Journey to Food Justice

In an ideal world there would be more access to fresh, locally grown food for myself and all my fellow peers.

Everyone knows the world doesn’t reach an ideal state magically on it’s own and it certainly doesn’t happen overnight.

These two facts built the foundation of my motivation to change the attitude of my university towards an on campus farmers market, which I felt would get the ball rolling towards a healthier campus for all. The following pages are the steps that made up my journey to achieving this kind of reality for myself and my university.

The goal of my project was to effectively host a season long Farmers Market on the campus of Central Michigan University. I felt a farmers market was the best way to create more availability to fresh local food and facilitate interactions between the community members and the students, staff and visitors of the university. A farmers market not only gives people the opportunity to make smarter choices about what kind of snacks and ingredients they put in their body while on campus, but it also gives them more options for economic investment. It expands their horizons from the cafeterias and campus markets to local farms and small home business owners. It creates a space where people can learn about the food or goods they purchase and more than that, can get to know the vendors of the products they consume. These are all options found in the real world in regards to the economy and work-place that I feel our university is lacking. It’s important for people to know there’s more out there for them, that they don’t have to be limited to unhealthy, processed and overpriced food, goods, and/or services simply because the university doesn’t offer otherwise.

To make this market a reality, my Registered Student Organization (RSO) on campus, Campus Grow, linked up with the CEO of a non-profit, Real Food Grows, who felt exactly the same about our university’s situation as we did. I have been the co-president of Campus Grow with Meghan Marx for the last 3 years now. Last year Damian Fisher, the CEO of Real Food Grows, contacted us to extend our way his resources and abilities to help us make our goal of an on campus market a reality. Throughout the whole process of bringing the market to life we worked very closely with his organization, Real Food Grows. We involved Damian in every step of the way and often times took cue from his leadership when confronting members of various departments throughout the university system. We held meetings between the three of us, as well as with our contact and liaison with the Mount Pleasant Community market,Tyler Goudreau, and many a time took inspiration from the Real Food Grows business plan.

Real Food Grows is a non profit that seeks to make connections of the communities, families and/or organizations with farmers and farmers markets. It’s goal is to bring to community’s and people the importance and joys of farmers markets and the benefits of choosing to participate in a fresh, local, healthy way of life.

Since our on campus market was brought about through the efforts of our registered student organization on campus we felt it a good fit to work so closely with a non-profit. Many registered student organizations are very much run like non-profits and often times treated as such. The partnership between Campus Grow and Real Food Grows could not have worked out better and I believe that’s quite evident in the success of the market we produced.
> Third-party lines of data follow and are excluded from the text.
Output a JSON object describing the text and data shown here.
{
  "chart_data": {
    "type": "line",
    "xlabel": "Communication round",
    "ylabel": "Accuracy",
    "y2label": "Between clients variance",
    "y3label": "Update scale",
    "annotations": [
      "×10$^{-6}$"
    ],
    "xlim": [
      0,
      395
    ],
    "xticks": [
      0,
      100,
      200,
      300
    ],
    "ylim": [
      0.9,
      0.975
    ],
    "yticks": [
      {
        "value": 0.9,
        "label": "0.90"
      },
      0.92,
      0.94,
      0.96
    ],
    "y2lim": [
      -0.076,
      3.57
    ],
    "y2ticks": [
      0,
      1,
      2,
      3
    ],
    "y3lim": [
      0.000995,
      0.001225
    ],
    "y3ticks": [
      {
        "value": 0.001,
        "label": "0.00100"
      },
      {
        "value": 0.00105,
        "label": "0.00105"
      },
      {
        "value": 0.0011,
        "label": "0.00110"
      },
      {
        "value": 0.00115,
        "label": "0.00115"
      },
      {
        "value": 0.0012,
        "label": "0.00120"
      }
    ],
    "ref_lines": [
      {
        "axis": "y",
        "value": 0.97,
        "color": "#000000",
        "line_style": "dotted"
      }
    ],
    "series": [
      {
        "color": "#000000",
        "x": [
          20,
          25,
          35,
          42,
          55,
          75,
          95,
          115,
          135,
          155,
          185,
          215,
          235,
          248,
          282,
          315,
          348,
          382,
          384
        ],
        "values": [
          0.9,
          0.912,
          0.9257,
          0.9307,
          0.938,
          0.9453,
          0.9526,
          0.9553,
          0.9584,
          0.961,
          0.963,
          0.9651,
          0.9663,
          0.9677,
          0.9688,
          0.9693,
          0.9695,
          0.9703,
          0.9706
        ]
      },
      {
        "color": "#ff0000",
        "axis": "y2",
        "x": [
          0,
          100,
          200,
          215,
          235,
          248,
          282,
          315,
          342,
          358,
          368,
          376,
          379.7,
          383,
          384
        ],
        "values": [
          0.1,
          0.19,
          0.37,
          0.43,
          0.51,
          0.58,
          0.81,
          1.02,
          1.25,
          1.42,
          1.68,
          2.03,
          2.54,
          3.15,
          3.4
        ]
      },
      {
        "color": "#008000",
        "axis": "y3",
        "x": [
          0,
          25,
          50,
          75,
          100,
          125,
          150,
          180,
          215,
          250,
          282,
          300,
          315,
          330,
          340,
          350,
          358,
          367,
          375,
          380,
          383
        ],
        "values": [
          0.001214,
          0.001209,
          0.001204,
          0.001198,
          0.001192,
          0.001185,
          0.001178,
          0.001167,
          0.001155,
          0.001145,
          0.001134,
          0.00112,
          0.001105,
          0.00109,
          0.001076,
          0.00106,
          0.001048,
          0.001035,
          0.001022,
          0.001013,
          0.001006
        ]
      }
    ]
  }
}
I originally chose to use this endeavor as my LDR 402 project because it was something I was already going to be doing anyways (let’s be real, a college student only has so much time on her hands) and because it’s something I’m immensely passionate about; I thought that my passion for the outcome would carry most of the burden of the technical work and that I would breeze through like a parade leader, helping everyone to create a beautiful market. To be fair, I wasn’t entirely wrong. My passion for the market did make long nights full of emails bare-able, it helped me smile through the meetings of being shut down and politely walk out, on to hunt down the next office that would hear our case. What I didn’t expect was the shock, the shock of playing with the big dogs and suddenly my normal leadership philosophy was regarded like a small child proclaiming they were going to sit at the adult table for thanksgiving this year! I had to adapt, had to re-think my approach, the words I used, and not only that, but increase my level of conscious for every meeting, every interaction that involved the topic of the potential market. This is why I feel this project was perfect for the LDR 402 capstone. It actually called into play the philosophies I thought I was aimlessly memorizing in classes of the 100 and 200 variety.